Dans cette hypothèse, le produit de la startup n’est plus couvert par la revendication R1′ du brevet. Au final le brevet ne fait l’objet d’aucune exploitation par son titulaire.
Au contraire, si la revendication principale du brevet de cette société avait été rédigée dans les termes suivants, ce brevet aurait couvert tous les modes de réalisation précédents :
R1′ : Système configuré pour afficher au moins une information dans un matériau transparent, le système comprend au moins un microprocesseur et un projecteur.
Ainsi, la revendication R1’ rédigée dans ces termes bien plus génériques permet d’interdire les modes de réalisation mentionnée ci-dessus. L’entreprise qui détient le brevet aurait alors pu avoir un monopole pour ces produits ou générer des revenus financiers en proposant des licences à des tiers.
Logique que ce brevet comportant la revendication R1’ soit financièrement valorisé pour un montant bien plus élevé que le brevet comportant la revendication R1.
Une évaluation financière et audit complet de PI doive permettre d’attribuer une valeur différente aux brevets en fonction de la portée de protection de leurs revendications.
Bien entendu, la précision dans les revendications peut être nécessaire pour l’obtention du brevet (en fonction des antériorités et/ou des obligations de clarté).
Dans tous les cas, on comprend aisément que la valeur du brevet peut fortement varier en fonction de sa portée de protection (et donc de la manière dont il a été rédigé et dont l’examen a été conduit par le conseil en PI).
La vérification juridique de la portée de protection des titres avant l’investissement nous semble une obligation importante.
Encore une fois, les exemples ci-dessous sont des exemples dans le domaine des brevets.

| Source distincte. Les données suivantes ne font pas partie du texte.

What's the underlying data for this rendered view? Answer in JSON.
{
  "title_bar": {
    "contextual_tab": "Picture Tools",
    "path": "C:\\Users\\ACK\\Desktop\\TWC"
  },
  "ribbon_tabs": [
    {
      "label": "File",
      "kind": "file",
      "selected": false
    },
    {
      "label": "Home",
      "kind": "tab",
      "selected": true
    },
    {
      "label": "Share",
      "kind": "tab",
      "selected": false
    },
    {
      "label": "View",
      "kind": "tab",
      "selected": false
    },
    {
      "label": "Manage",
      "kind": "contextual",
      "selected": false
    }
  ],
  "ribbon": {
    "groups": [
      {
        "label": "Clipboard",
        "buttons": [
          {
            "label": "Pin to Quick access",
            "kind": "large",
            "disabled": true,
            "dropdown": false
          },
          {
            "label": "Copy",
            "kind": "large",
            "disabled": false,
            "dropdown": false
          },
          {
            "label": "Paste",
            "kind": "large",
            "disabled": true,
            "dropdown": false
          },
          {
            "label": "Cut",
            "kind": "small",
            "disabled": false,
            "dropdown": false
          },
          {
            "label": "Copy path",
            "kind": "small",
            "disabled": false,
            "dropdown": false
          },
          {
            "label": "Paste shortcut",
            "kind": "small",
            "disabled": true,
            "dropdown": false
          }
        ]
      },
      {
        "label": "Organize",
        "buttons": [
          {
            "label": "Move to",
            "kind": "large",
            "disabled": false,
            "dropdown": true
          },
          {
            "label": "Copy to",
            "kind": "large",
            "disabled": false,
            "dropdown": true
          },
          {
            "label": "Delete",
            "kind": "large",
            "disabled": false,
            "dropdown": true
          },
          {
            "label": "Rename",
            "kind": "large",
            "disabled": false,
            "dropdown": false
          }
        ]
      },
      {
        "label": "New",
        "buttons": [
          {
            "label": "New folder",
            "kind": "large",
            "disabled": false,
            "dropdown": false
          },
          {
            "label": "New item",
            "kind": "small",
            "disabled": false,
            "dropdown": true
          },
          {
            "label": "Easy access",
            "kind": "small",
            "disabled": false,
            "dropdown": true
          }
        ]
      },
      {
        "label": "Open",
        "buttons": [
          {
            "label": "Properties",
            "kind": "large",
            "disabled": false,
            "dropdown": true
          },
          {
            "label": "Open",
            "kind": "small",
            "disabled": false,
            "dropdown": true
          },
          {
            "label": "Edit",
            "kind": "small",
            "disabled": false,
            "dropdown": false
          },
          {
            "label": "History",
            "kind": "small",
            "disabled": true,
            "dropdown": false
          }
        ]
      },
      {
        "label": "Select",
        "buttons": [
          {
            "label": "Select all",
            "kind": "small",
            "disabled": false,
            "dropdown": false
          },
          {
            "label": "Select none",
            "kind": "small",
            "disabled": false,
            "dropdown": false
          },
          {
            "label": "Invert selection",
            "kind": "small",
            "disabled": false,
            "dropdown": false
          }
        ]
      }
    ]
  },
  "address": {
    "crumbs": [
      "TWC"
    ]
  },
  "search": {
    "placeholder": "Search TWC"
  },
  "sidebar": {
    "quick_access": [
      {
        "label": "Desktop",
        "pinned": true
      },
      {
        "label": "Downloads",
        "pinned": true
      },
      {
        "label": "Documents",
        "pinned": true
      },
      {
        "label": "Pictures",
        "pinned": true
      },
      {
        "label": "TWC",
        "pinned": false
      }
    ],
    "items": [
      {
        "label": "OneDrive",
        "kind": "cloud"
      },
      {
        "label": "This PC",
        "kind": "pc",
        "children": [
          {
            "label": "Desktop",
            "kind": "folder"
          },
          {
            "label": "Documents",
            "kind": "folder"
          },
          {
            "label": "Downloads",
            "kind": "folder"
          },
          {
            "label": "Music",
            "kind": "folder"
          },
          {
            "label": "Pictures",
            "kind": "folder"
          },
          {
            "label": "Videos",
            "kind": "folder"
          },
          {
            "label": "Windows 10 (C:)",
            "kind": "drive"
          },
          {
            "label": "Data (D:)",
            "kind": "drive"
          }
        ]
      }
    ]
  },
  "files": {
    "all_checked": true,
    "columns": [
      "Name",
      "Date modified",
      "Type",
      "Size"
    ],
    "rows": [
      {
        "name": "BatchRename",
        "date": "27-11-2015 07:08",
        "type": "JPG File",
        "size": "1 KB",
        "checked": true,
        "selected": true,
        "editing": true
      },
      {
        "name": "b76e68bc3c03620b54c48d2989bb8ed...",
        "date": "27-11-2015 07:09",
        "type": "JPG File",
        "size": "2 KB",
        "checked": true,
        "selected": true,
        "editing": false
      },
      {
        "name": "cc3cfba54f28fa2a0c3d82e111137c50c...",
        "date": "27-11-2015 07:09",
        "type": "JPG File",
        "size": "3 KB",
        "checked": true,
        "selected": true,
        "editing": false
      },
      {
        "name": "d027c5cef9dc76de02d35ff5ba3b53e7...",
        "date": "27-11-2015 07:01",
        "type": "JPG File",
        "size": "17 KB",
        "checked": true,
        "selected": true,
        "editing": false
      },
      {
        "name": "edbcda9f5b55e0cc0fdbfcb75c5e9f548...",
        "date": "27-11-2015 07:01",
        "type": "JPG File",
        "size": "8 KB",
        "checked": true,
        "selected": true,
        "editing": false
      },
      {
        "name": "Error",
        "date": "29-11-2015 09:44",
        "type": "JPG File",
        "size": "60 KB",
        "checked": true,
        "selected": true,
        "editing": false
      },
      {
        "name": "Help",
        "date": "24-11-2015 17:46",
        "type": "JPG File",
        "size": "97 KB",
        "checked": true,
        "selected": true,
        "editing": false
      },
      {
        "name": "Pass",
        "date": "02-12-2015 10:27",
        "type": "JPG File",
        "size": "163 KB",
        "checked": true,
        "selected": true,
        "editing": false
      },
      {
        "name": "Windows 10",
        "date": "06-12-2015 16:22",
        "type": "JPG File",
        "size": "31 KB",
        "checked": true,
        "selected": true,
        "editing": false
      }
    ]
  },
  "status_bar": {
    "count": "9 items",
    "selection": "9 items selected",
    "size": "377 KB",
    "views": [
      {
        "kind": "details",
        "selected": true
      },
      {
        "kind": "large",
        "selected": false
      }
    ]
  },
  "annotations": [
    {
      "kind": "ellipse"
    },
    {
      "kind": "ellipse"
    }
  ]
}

Une analyse identique peut être réalisée pour les marques.
Idée reçue n°2 : Les brevets sont délivrés, c’est qu’ils sont valident
Pour qu’un brevet soit valide, il faut qu’il respecte plusieurs conditions. Les deux conditions principales sont les conditions de nouveauté et d’activité inventive.
Lorsqu’un dépôt est réalisé auprès d’un office, ce dernier procède à un examen de la demande de brevet. Cet examen peut être :
- formel, c’est à dire uniquement porter sur la forme du brevet
- partiel, c’est-à-dire porter sur la forme du brevet et sur l’une des conditions de brevetabilité, typiquement, la nouveauté uniquement,
- complet, c’est-à-dire porter sur l’ensemble des conditions de brevetabilités et de la forme.
Dans certains pays, l’office délivre donc des brevets pour lesquels aucun examen ou uniquement un examen partiel n’est réalisé.
Ainsi un brevet délivré jouit d’une certaine présomption de validité, qui peut être faible ou élevée. Cette présomption n’est pas irréfragable et peut être remise en cause par un juge tout au long de la vie du brevet, ou par l’office lors d’une opposition.
À titre d’exemple, auprès de l’OEB qui procède à un examen complet de la demande de brevet, lors d’une opposition environ 1/3 des brevets sont annulés, 1/3 sont maintenus avec modifications des revendications et 1/3 sont maintenus sans modification.
En France par exemple, ce n’est que depuis très récemment (mi 2020) que l’INPI réalise un examen complet des demandes de brevets. La volonté politique derrière ce changement de pratique de l’INPI et justement d’améliorer la présomption de validité, et donc la valeur financière des brevets français.
Par conséquent, un brevet, même après sa délivrance, peut parfaitement être annulé par un office de brevet ou un tribunal.
Si au cours d’un audit, l’ingénieur brevet – conseil en PI arrive à la conclusion que le brevet est invalide, sa valeur financière doit alors être réduite à néant ou très fortement minorée.
Ainsi, il est très fortement recommandé de faire réaliser ces valorisations avec le support d’un conseil en propriété industrielle (CPI). Cela vous permettra d’avoir une meilleure connaissance de l’actif immatériel dans lequel vous investissez, de l’état des procédures et des évolutions probables de ces dernières.